I think I may have been confused by your term "gradient" - I assumed you meant the 4 points used to get the surface normall, but I guess not
I basically iterate at step and at step+delta (assuming step is not "inside") and then calculate the smooth iteration value for these using:
smooth = iter + (log(0.5*log(bailout))-log(0.5*log(m)))/log(divergence)
in each case where m is the square of the final magnitude and divergence is either fixed or calculated.
Then I use:
Distance Estimate (DE) = 0.4/(1.0 + abs(smooth1-smooth0)/delta)

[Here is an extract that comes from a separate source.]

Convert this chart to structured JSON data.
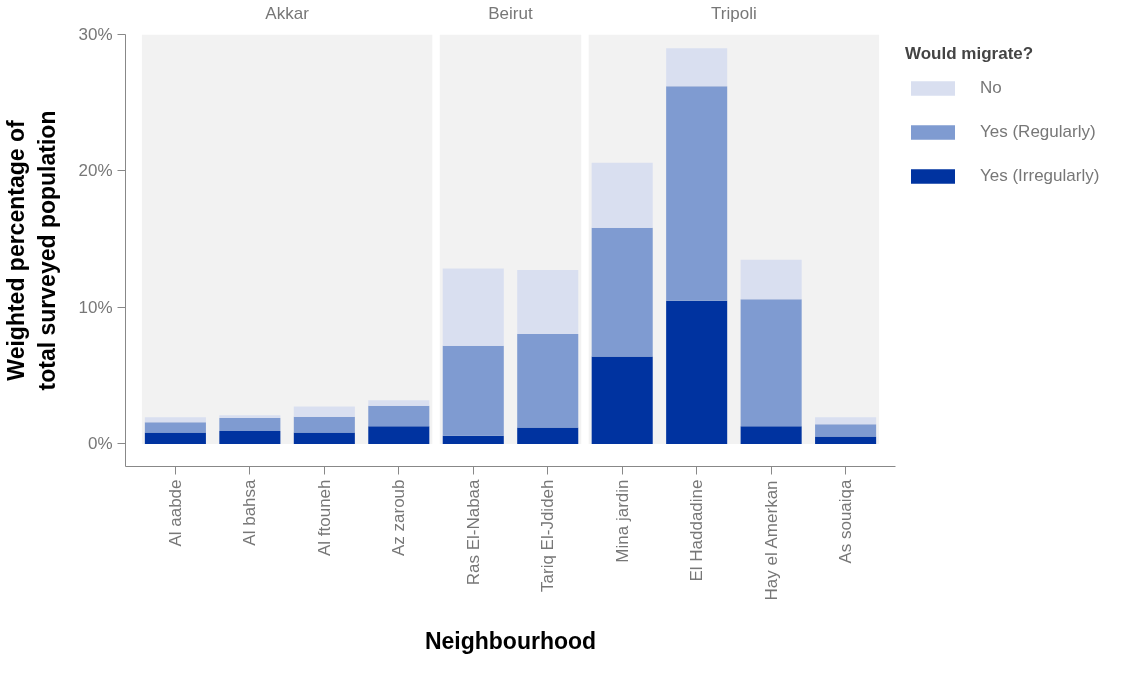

That's the value I check against the solid threshold, but is scaled to give a step distance if solid is not found:
step = DE*0.6/accuracy
Where accuracy is a user parameter - 1 for speed, 2 or more for accuracy (2 is normally sufficient but sometimes I use up to 4).
So while stepping I only calculate 2 iterations per step, if solid is hit then I find the boundary more accurately using a binary search and then finally iterate at the adjacent points on adjacent rays at the found distance and found distance + delta to get the DE for those - I assume all the DE values are correct so this gives me 5 surface points to average the normals from 4 triangles.
Note that I actually use the adjacent rays at 0.5 pixel offsets on the viewing plane rather than whole pixel by default, though the offset used is actually a user parameter.